I don't know... the more business experiences I have the more I realize how significantly more important marketing is than any other aspect of business. Same thing with selling yourself. It feels like a stretch, and it's hard to swallow considering that I'm an engineer through and through, but most data that I've seen fits that conclusion.
I have very little business experience, but I would guess this is less the case with engineers. Nerds care a little more about substance because that's what their job entails. Meanwhile, business guys care about how one sells oneself because that's their trade and they enjoy seeing it done well.
Good marketing gets you hired. Good networking gives you job opportunities around the globe. Good marketing gets you promotions and bonuses. Good marketing keeps your group's product from getting the axe.
Eventually the fakes get found out. You have to be able to back up your marketing with something real.
Most good organizations will be suspicious of pure marketing claims unless they can be backed up with hard evidence. So yeah, they'll interview you based on that referral, but you still have to ace the interview. They'll hire you based on the interview, but they'll fire you if you don't perform well on the job.
> Eventually the fakes get found out. You have to be able to back up your marketing with something real.
How long is "eventually"? You only need a handful of years marketing crazy financial products to walk away with a fortune. The people who get found out aren't the ones who get hurt.

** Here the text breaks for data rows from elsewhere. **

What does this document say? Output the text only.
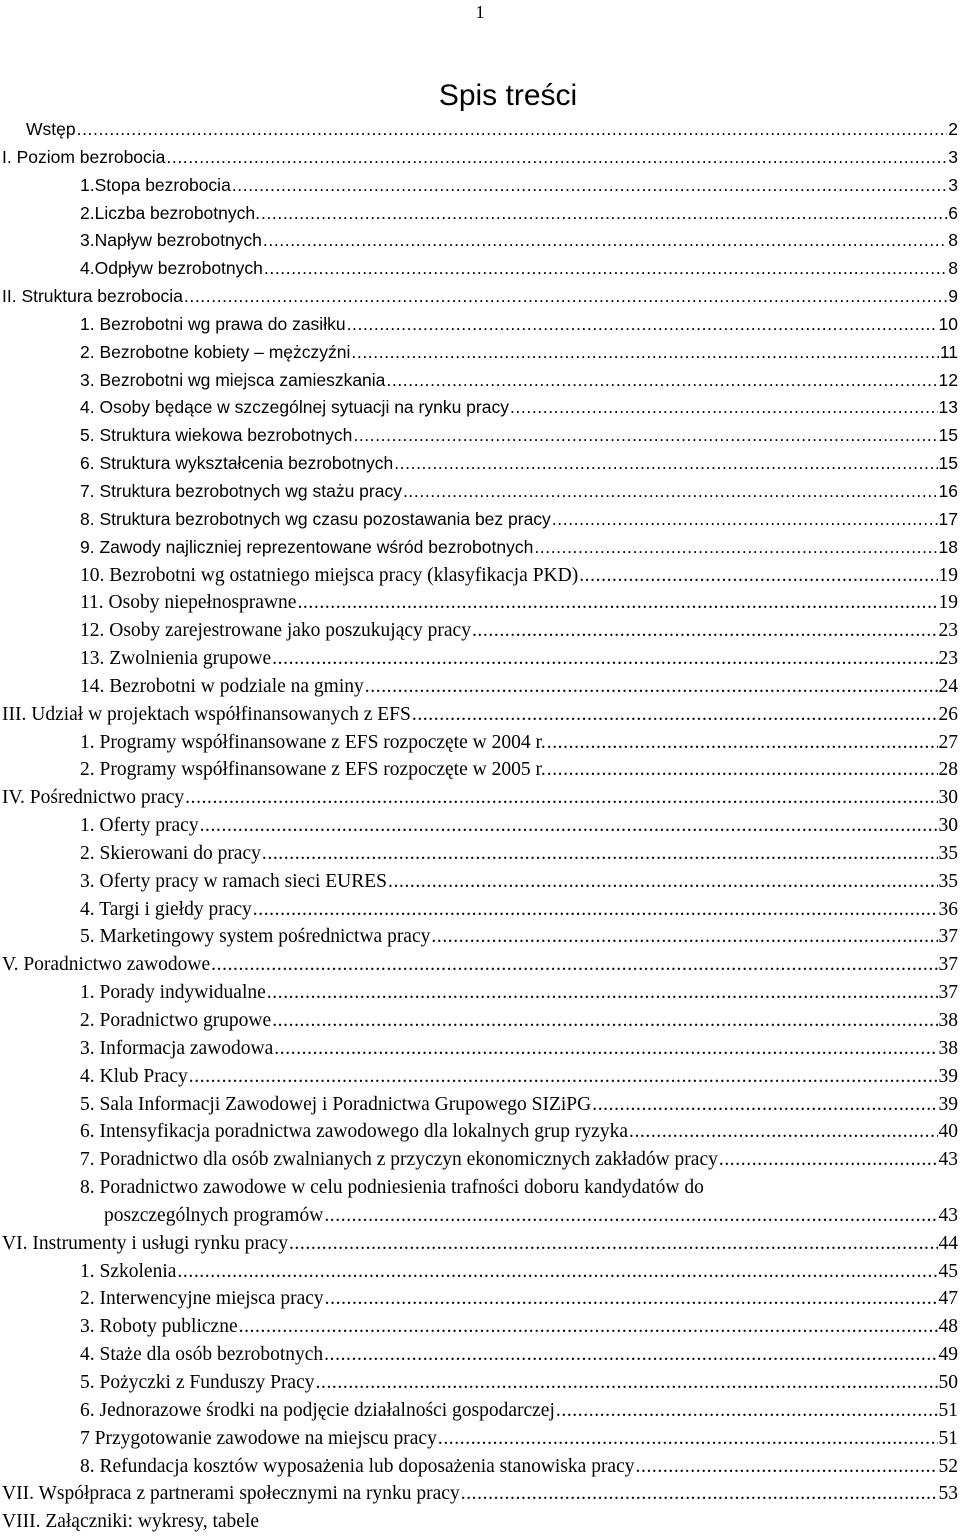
1
Spis treści
Wstęp .....	2
I. Poziom bezrobocia .....	3
1.Stopa bezrobocia .....	3
2.Liczba bezrobotnych. .....	6
3.Napływ bezrobotnych .....	8
4.Odpływ bezrobotnych .....	8
II. Struktura bezrobocia .....	9
1. Bezrobotni wg prawa do zasiłku .....	10
2. Bezrobotne kobiety – mężczyźni .....	11
3. Bezrobotni wg miejsca zamieszkania .....	12
4. Osoby będące w szczególnej sytuacji na rynku pracy .....	13
5. Struktura wiekowa bezrobotnych .....	15
6. Struktura wykształcenia bezrobotnych .....	15
7. Struktura bezrobotnych wg stażu pracy .....	16
8. Struktura bezrobotnych wg czasu pozostawania bez pracy .....	17
9. Zawody najliczniej reprezentowane wśród bezrobotnych .....	18
10. Bezrobotni wg ostatniego miejsca pracy (klasyfikacja PKD) .....	19
11. Osoby niepełnosprawne .....	19
12. Osoby zarejestrowane jako poszukujący pracy .....	23
13. Zwolnienia grupowe .....	23
14. Bezrobotni w podziale na gminy .....	24
III. Udział w projektach współfinansowanych z EFS .....	26
1. Programy współfinansowane z EFS rozpoczęte w 2004 r. .....	27
2. Programy współfinansowane z EFS rozpoczęte w 2005 r. .....	28
IV. Pośrednictwo pracy .....	30
1. Oferty pracy .....	30
2. Skierowani do pracy .....	35
3. Oferty pracy w ramach sieci EURES .....	35
4. Targi i giełdy pracy .....	36
5. Marketingowy system pośrednictwa pracy .....	37
V. Poradnictwo zawodowe .....	37
1. Porady indywidualne .....	37
2. Poradnictwo grupowe .....	38
3. Informacja zawodowa .....	38
4. Klub Pracy .....	39
5. Sala Informacji Zawodowej i Poradnictwa Grupowego SIZiPG .....	39
6. Intensyfikacja poradnictwa zawodowego dla lokalnych grup ryzyka .....	40
7. Poradnictwo dla osób zwalnianych z przyczyn ekonomicznych zakładów pracy .....	43
8. Poradnictwo zawodowe w celu podniesienia trafności doboru kandydatów do
poszczególnych programów .....	43
VI. Instrumenty i usługi rynku pracy .....	44
1. Szkolenia .....	45
2. Interwencyjne miejsca pracy .....	47
3. Roboty publiczne .....	48
4. Staże dla osób bezrobotnych .....	49
5. Pożyczki z Funduszy Pracy .....	50
6. Jednorazowe środki na podjęcie działalności gospodarczej .....	51
7 Przygotowanie zawodowe na miejscu pracy .....	51
8. Refundacja kosztów wyposażenia lub doposażenia stanowiska pracy .....	52
VII. Współpraca z partnerami społecznymi na rynku pracy .....	53
VIII. Załączniki: wykresy, tabele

Not really. This is a myth that marketing schysters try to peddle. A lot of naive people like this view though. These people would have you believe that nothing survives without marketing. When's the last time you saw a commercial for heroin or cocaine? It seems sales are pretty good for those products.
And yet, again, all the marketing in the world couldn't build one bridge. It just inherently cannot. Sorry.
Your argument is that celebrities use drugs? Really? Celebrities also eat food, breath air, and sleep. Maybe you should spend more time evaluating your arguments and less time on OK Magazine. Homeless people, business people, house wives, blue collar workers, people of every walk of life use drugs. Big deal.And the products are all sold without marketing propaganda. How many crack dealers do you really think read Seth Godin? Or "How to Win Friends and Influece?"
What is stupid exactly about my "bridge" argument? What does the "bridge to nowhere" have to do with anything? That is just a Red Herring. All the marketing in the world will never produce any non-trivial feat of engineering. Sorry. Part of the issue is that you and people of your view want to point to marketing for the success of any idea; you have no demarcation criterion.